Personal loans provide numerous benefits that make them suitable for various financial circumstances. Here's an overview of the primary advantages:
- Flexibility: Unlike certain loans designated for particular purposes (such as home equity loans for home renovations), personal loans provide greater flexibility in how you can utilise the funds. Common uses include debt consolidation, medical bills, unforeseen expenses, significant purchases, or even home improvements (depending on the lender).
- Quick approval and disbursement: Personal loans are usually unsecured, meaning they don't require collateral like your home. This simplified process enables faster approval times (sometimes even within the same day) and quicker access to funds compared to loans that require appraisals or more extensive paperwork.
- Reduced risk: With a personal loan, if you default on the loan, you won't be at risk of losing your home through foreclosure. This is a notable advantage, particularly if you're hesitant to put your homeownership on the line.
- Moderate loan amounts: Personal loans are ideal for borrowing smaller to moderate sums. They can be a suitable choice if you don't require a large amount of money, unlike home equity loans, which typically come with higher minimum loan amounts.
- Consistent payments: Personal loans feature fixed interest rates and set repayment terms (usually ranging from 12 to 60 months).
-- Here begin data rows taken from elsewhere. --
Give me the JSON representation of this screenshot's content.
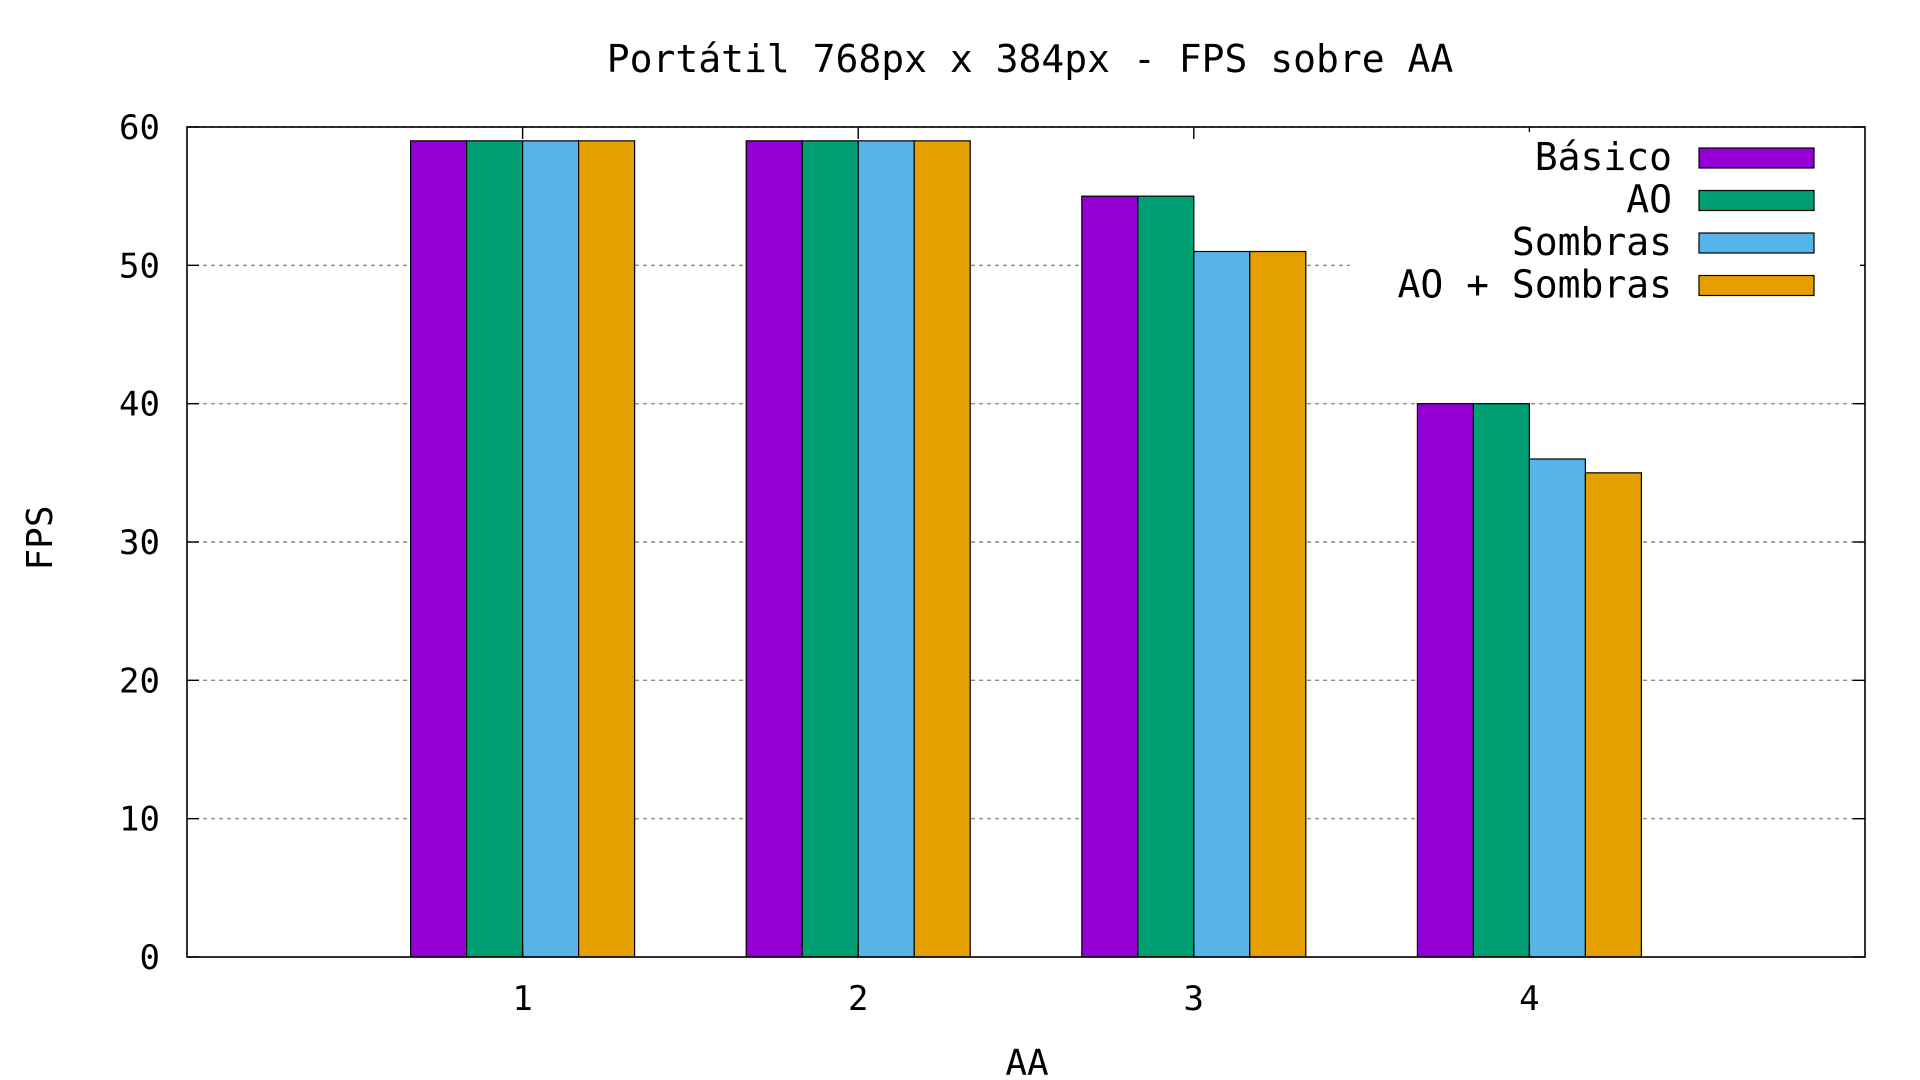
{
  "chart_data": {
    "type": "bar",
    "title": "Portátil 768px x 384px - FPS sobre AA",
    "xlabel": "AA",
    "ylabel": "FPS",
    "categories": [
      "1",
      "2",
      "3",
      "4"
    ],
    "ylim": [
      0,
      60
    ],
    "yticks": [
      "0",
      "10",
      "20",
      "30",
      "40",
      "50",
      "60"
    ],
    "grid": true,
    "legend_position": "top-right",
    "series": [
      {
        "name": "Básico",
        "color": "#9400d3",
        "values": [
          59,
          59,
          55,
          40
        ]
      },
      {
        "name": "AO",
        "color": "#009e73",
        "values": [
          59,
          59,
          55,
          40
        ]
      },
      {
        "name": "Sombras",
        "color": "#56b4e9",
        "values": [
          59,
          59,
          51,
          36
        ]
      },
      {
        "name": "AO + Sombras",
        "color": "#e69f00",
        "values": [
          59,
          59,
          51,
          35
        ]
      }
    ]
  }
}
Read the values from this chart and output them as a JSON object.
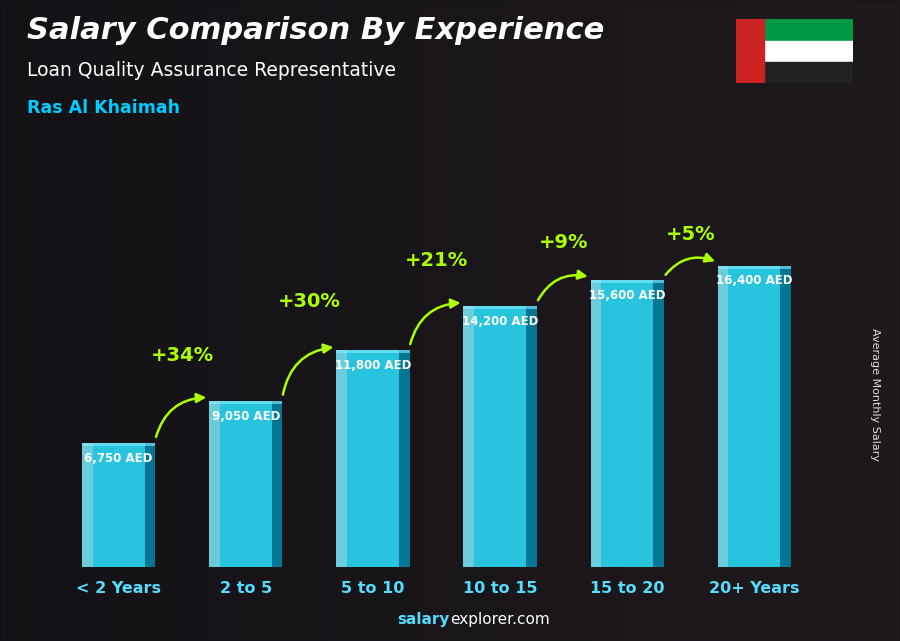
{
  "title": "Salary Comparison By Experience",
  "subtitle": "Loan Quality Assurance Representative",
  "location": "Ras Al Khaimah",
  "categories": [
    "< 2 Years",
    "2 to 5",
    "5 to 10",
    "10 to 15",
    "15 to 20",
    "20+ Years"
  ],
  "values": [
    6750,
    9050,
    11800,
    14200,
    15600,
    16400
  ],
  "value_labels": [
    "6,750 AED",
    "9,050 AED",
    "11,800 AED",
    "14,200 AED",
    "15,600 AED",
    "16,400 AED"
  ],
  "pct_changes": [
    "+34%",
    "+30%",
    "+21%",
    "+9%",
    "+5%"
  ],
  "bar_main": "#2ad4f0",
  "bar_left_highlight": "#7aeeff",
  "bar_right_shadow": "#0088aa",
  "bar_top_light": "#55ddff",
  "pct_color": "#aaff00",
  "title_color": "#ffffff",
  "subtitle_color": "#ffffff",
  "location_color": "#00ccff",
  "value_color": "#ffffff",
  "bg_color": "#1e1e28",
  "ylabel": "Average Monthly Salary",
  "footer_salary": "salary",
  "footer_rest": "explorer.com",
  "ylim_max": 19000,
  "flag_green": "#009a44",
  "flag_white": "#ffffff",
  "flag_black": "#1a1a1a",
  "flag_red": "#cc2222"
}
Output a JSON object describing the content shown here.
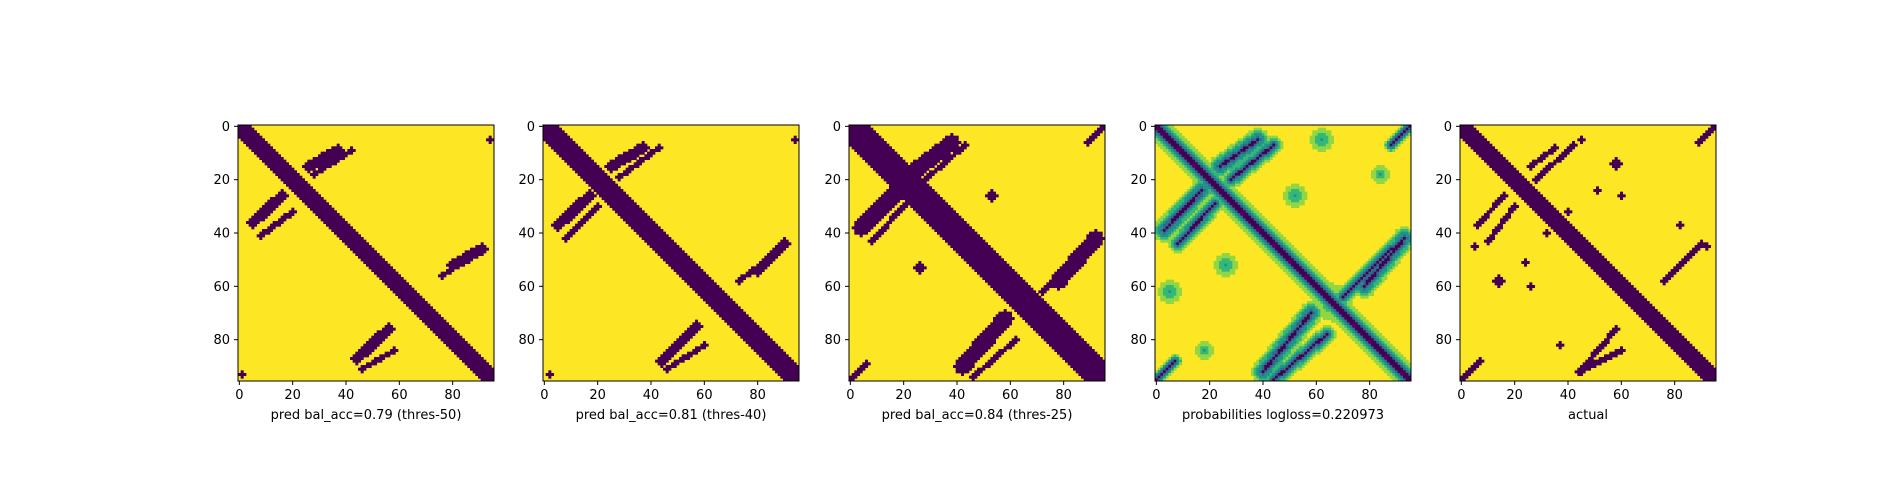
{
  "figure": {
    "background": "#ffffff"
  },
  "colors": {
    "viridis_low": "#440154",
    "viridis_mid_dark": "#31688e",
    "viridis_mid": "#21918c",
    "viridis_mid_light": "#35b779",
    "viridis_light": "#90d743",
    "viridis_high": "#fde725"
  },
  "chart_data": [
    {
      "type": "heatmap",
      "title": "",
      "xlabel": "pred bal_acc=0.79 (thres-50)",
      "ylabel": "",
      "xlim": [
        0,
        95
      ],
      "ylim": [
        95,
        0
      ],
      "xticks": [
        "0",
        "20",
        "40",
        "60",
        "80"
      ],
      "yticks": [
        "0",
        "20",
        "40",
        "60",
        "80"
      ],
      "colormap": "viridis",
      "binary": true,
      "grid": false,
      "features": [
        {
          "kind": "diagonal",
          "from": [
            0,
            0
          ],
          "to": [
            95,
            95
          ],
          "width": 3
        },
        {
          "kind": "band",
          "from": [
            26,
            15
          ],
          "to": [
            37,
            9
          ],
          "width": 2
        },
        {
          "kind": "band",
          "from": [
            28,
            18
          ],
          "to": [
            42,
            9
          ],
          "width": 1
        },
        {
          "kind": "band",
          "from": [
            5,
            36
          ],
          "to": [
            16,
            26
          ],
          "width": 2
        },
        {
          "kind": "band",
          "from": [
            8,
            41
          ],
          "to": [
            20,
            32
          ],
          "width": 1
        },
        {
          "kind": "band",
          "from": [
            80,
            52
          ],
          "to": [
            91,
            46
          ],
          "width": 2
        },
        {
          "kind": "band",
          "from": [
            76,
            56
          ],
          "to": [
            85,
            50
          ],
          "width": 1
        },
        {
          "kind": "band",
          "from": [
            44,
            87
          ],
          "to": [
            56,
            76
          ],
          "width": 2
        },
        {
          "kind": "band",
          "from": [
            46,
            91
          ],
          "to": [
            58,
            84
          ],
          "width": 1
        },
        {
          "kind": "blob",
          "center": [
            94,
            5
          ],
          "size": 1
        },
        {
          "kind": "blob",
          "center": [
            1,
            93
          ],
          "size": 1
        }
      ]
    },
    {
      "type": "heatmap",
      "title": "",
      "xlabel": "pred bal_acc=0.81 (thres-40)",
      "ylabel": "",
      "xlim": [
        0,
        95
      ],
      "ylim": [
        95,
        0
      ],
      "xticks": [
        "0",
        "20",
        "40",
        "60",
        "80"
      ],
      "yticks": [
        "0",
        "20",
        "40",
        "60",
        "80"
      ],
      "colormap": "viridis",
      "binary": true,
      "grid": false,
      "features": [
        {
          "kind": "diagonal",
          "from": [
            0,
            0
          ],
          "to": [
            95,
            95
          ],
          "width": 4
        },
        {
          "kind": "band",
          "from": [
            25,
            15
          ],
          "to": [
            37,
            8
          ],
          "width": 2
        },
        {
          "kind": "band",
          "from": [
            28,
            19
          ],
          "to": [
            43,
            8
          ],
          "width": 1
        },
        {
          "kind": "band",
          "from": [
            5,
            37
          ],
          "to": [
            17,
            26
          ],
          "width": 2
        },
        {
          "kind": "band",
          "from": [
            8,
            42
          ],
          "to": [
            20,
            30
          ],
          "width": 1
        },
        {
          "kind": "band",
          "from": [
            80,
            54
          ],
          "to": [
            90,
            44
          ],
          "width": 2
        },
        {
          "kind": "band",
          "from": [
            73,
            58
          ],
          "to": [
            86,
            48
          ],
          "width": 1
        },
        {
          "kind": "band",
          "from": [
            44,
            88
          ],
          "to": [
            57,
            75
          ],
          "width": 2
        },
        {
          "kind": "band",
          "from": [
            46,
            91
          ],
          "to": [
            60,
            82
          ],
          "width": 1
        },
        {
          "kind": "blob",
          "center": [
            94,
            5
          ],
          "size": 1
        },
        {
          "kind": "blob",
          "center": [
            2,
            93
          ],
          "size": 1
        }
      ]
    },
    {
      "type": "heatmap",
      "title": "",
      "xlabel": "pred bal_acc=0.84 (thres-25)",
      "ylabel": "",
      "xlim": [
        0,
        95
      ],
      "ylim": [
        95,
        0
      ],
      "xticks": [
        "0",
        "20",
        "40",
        "60",
        "80"
      ],
      "yticks": [
        "0",
        "20",
        "40",
        "60",
        "80"
      ],
      "colormap": "viridis",
      "binary": true,
      "grid": false,
      "features": [
        {
          "kind": "diagonal",
          "from": [
            0,
            0
          ],
          "to": [
            95,
            95
          ],
          "width": 5
        },
        {
          "kind": "band",
          "from": [
            25,
            16
          ],
          "to": [
            38,
            6
          ],
          "width": 3
        },
        {
          "kind": "band",
          "from": [
            28,
            20
          ],
          "to": [
            43,
            7
          ],
          "width": 1
        },
        {
          "kind": "band",
          "from": [
            4,
            38
          ],
          "to": [
            17,
            25
          ],
          "width": 3
        },
        {
          "kind": "band",
          "from": [
            8,
            43
          ],
          "to": [
            21,
            29
          ],
          "width": 1
        },
        {
          "kind": "band",
          "from": [
            78,
            58
          ],
          "to": [
            92,
            42
          ],
          "width": 3
        },
        {
          "kind": "band",
          "from": [
            72,
            62
          ],
          "to": [
            88,
            46
          ],
          "width": 1
        },
        {
          "kind": "band",
          "from": [
            42,
            90
          ],
          "to": [
            58,
            72
          ],
          "width": 3
        },
        {
          "kind": "band",
          "from": [
            46,
            94
          ],
          "to": [
            62,
            80
          ],
          "width": 1
        },
        {
          "kind": "band",
          "from": [
            89,
            6
          ],
          "to": [
            95,
            0
          ],
          "width": 1
        },
        {
          "kind": "band",
          "from": [
            0,
            95
          ],
          "to": [
            6,
            89
          ],
          "width": 1
        },
        {
          "kind": "blob",
          "center": [
            53,
            26
          ],
          "size": 2
        },
        {
          "kind": "blob",
          "center": [
            26,
            53
          ],
          "size": 2
        },
        {
          "kind": "blob",
          "center": [
            66,
            66
          ],
          "size": 5
        }
      ]
    },
    {
      "type": "heatmap",
      "title": "",
      "xlabel": "probabilities logloss=0.220973",
      "ylabel": "",
      "xlim": [
        0,
        95
      ],
      "ylim": [
        95,
        0
      ],
      "xticks": [
        "0",
        "20",
        "40",
        "60",
        "80"
      ],
      "yticks": [
        "0",
        "20",
        "40",
        "60",
        "80"
      ],
      "colormap": "viridis",
      "binary": false,
      "grid": false,
      "features": [
        {
          "kind": "diagonal",
          "from": [
            0,
            0
          ],
          "to": [
            95,
            95
          ],
          "width": 3
        },
        {
          "kind": "band",
          "from": [
            24,
            15
          ],
          "to": [
            38,
            5
          ],
          "width": 3
        },
        {
          "kind": "band",
          "from": [
            28,
            20
          ],
          "to": [
            44,
            7
          ],
          "width": 2
        },
        {
          "kind": "band",
          "from": [
            3,
            39
          ],
          "to": [
            17,
            24
          ],
          "width": 3
        },
        {
          "kind": "band",
          "from": [
            8,
            44
          ],
          "to": [
            22,
            29
          ],
          "width": 2
        },
        {
          "kind": "band",
          "from": [
            78,
            60
          ],
          "to": [
            93,
            42
          ],
          "width": 3
        },
        {
          "kind": "band",
          "from": [
            70,
            64
          ],
          "to": [
            88,
            46
          ],
          "width": 2
        },
        {
          "kind": "band",
          "from": [
            40,
            92
          ],
          "to": [
            58,
            70
          ],
          "width": 3
        },
        {
          "kind": "band",
          "from": [
            44,
            95
          ],
          "to": [
            64,
            78
          ],
          "width": 2
        },
        {
          "kind": "band",
          "from": [
            88,
            7
          ],
          "to": [
            95,
            0
          ],
          "width": 1
        },
        {
          "kind": "band",
          "from": [
            0,
            95
          ],
          "to": [
            7,
            88
          ],
          "width": 1
        },
        {
          "kind": "haze",
          "center": [
            52,
            26
          ],
          "size": 4
        },
        {
          "kind": "haze",
          "center": [
            26,
            52
          ],
          "size": 4
        },
        {
          "kind": "haze",
          "center": [
            66,
            66
          ],
          "size": 8
        },
        {
          "kind": "haze",
          "center": [
            62,
            5
          ],
          "size": 4
        },
        {
          "kind": "haze",
          "center": [
            5,
            62
          ],
          "size": 4
        },
        {
          "kind": "haze",
          "center": [
            84,
            18
          ],
          "size": 3
        },
        {
          "kind": "haze",
          "center": [
            18,
            84
          ],
          "size": 3
        }
      ]
    },
    {
      "type": "heatmap",
      "title": "",
      "xlabel": "actual",
      "ylabel": "",
      "xlim": [
        0,
        95
      ],
      "ylim": [
        95,
        0
      ],
      "xticks": [
        "0",
        "20",
        "40",
        "60",
        "80"
      ],
      "yticks": [
        "0",
        "20",
        "40",
        "60",
        "80"
      ],
      "colormap": "viridis",
      "binary": true,
      "grid": false,
      "features": [
        {
          "kind": "diagonal",
          "from": [
            0,
            0
          ],
          "to": [
            95,
            95
          ],
          "width": 3
        },
        {
          "kind": "band",
          "from": [
            26,
            15
          ],
          "to": [
            35,
            8
          ],
          "width": 1
        },
        {
          "kind": "band",
          "from": [
            28,
            20
          ],
          "to": [
            42,
            7
          ],
          "width": 1
        },
        {
          "kind": "band",
          "from": [
            6,
            37
          ],
          "to": [
            16,
            26
          ],
          "width": 1
        },
        {
          "kind": "band",
          "from": [
            10,
            43
          ],
          "to": [
            20,
            30
          ],
          "width": 1
        },
        {
          "kind": "band",
          "from": [
            76,
            58
          ],
          "to": [
            90,
            44
          ],
          "width": 1
        },
        {
          "kind": "band",
          "from": [
            46,
            90
          ],
          "to": [
            58,
            76
          ],
          "width": 1
        },
        {
          "kind": "band",
          "from": [
            44,
            92
          ],
          "to": [
            60,
            84
          ],
          "width": 1
        },
        {
          "kind": "band",
          "from": [
            89,
            6
          ],
          "to": [
            95,
            0
          ],
          "width": 1
        },
        {
          "kind": "band",
          "from": [
            0,
            95
          ],
          "to": [
            7,
            88
          ],
          "width": 1
        },
        {
          "kind": "blob",
          "center": [
            58,
            14
          ],
          "size": 2
        },
        {
          "kind": "blob",
          "center": [
            14,
            58
          ],
          "size": 2
        },
        {
          "kind": "blob",
          "center": [
            51,
            24
          ],
          "size": 1
        },
        {
          "kind": "blob",
          "center": [
            24,
            51
          ],
          "size": 1
        },
        {
          "kind": "blob",
          "center": [
            40,
            32
          ],
          "size": 1
        },
        {
          "kind": "blob",
          "center": [
            32,
            40
          ],
          "size": 1
        },
        {
          "kind": "blob",
          "center": [
            82,
            37
          ],
          "size": 1
        },
        {
          "kind": "blob",
          "center": [
            37,
            82
          ],
          "size": 1
        },
        {
          "kind": "blob",
          "center": [
            60,
            26
          ],
          "size": 1
        },
        {
          "kind": "blob",
          "center": [
            26,
            60
          ],
          "size": 1
        },
        {
          "kind": "blob",
          "center": [
            92,
            45
          ],
          "size": 1
        },
        {
          "kind": "blob",
          "center": [
            45,
            92
          ],
          "size": 1
        },
        {
          "kind": "blob",
          "center": [
            5,
            45
          ],
          "size": 1
        },
        {
          "kind": "blob",
          "center": [
            45,
            5
          ],
          "size": 1
        }
      ]
    }
  ]
}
This offers predictability for budgeting and makes managing your loan payments straightforward.
Q. How do you choose which bank or financial institution to borrow the loan from?
It's advisable to compare the offers from different banks before selecting a specific lender. Utilise online tools such as the loan eligibility calculator and personal loan EMI calculator to identify the loan option that best fits your needs. Some essential factors to consider when choosing a loan provider include interest rates, loan tenure, processing fees, and other associated costs.
Q. How can I compare the interest rates of personal loans?
Visit a financial aggregator's website and use the personal loan eligibility tool to receive a comprehensive list of available personal loan options, including important details like interest rates, processing fees, and additional charges such as pre-payment fees. With this information, you can easily compare the different personal loan options offered by various banks and NBFCs.
Q. Are personal loan interest rates fixed or variable?
For a fixed-rate personal loan, your EMI amount remains constant, meaning you will pay the same EMI each month throughout the loan tenure. Conversely, with a floating-rate personal loan, the EMI amount will decrease over time as it follows the reducing balance method for interest calculation. With a floating rate, the bank may adjust the applicable interest rate periodically according to the new MCLR rules. Floating interest rates may be revised either semi-annually or annually.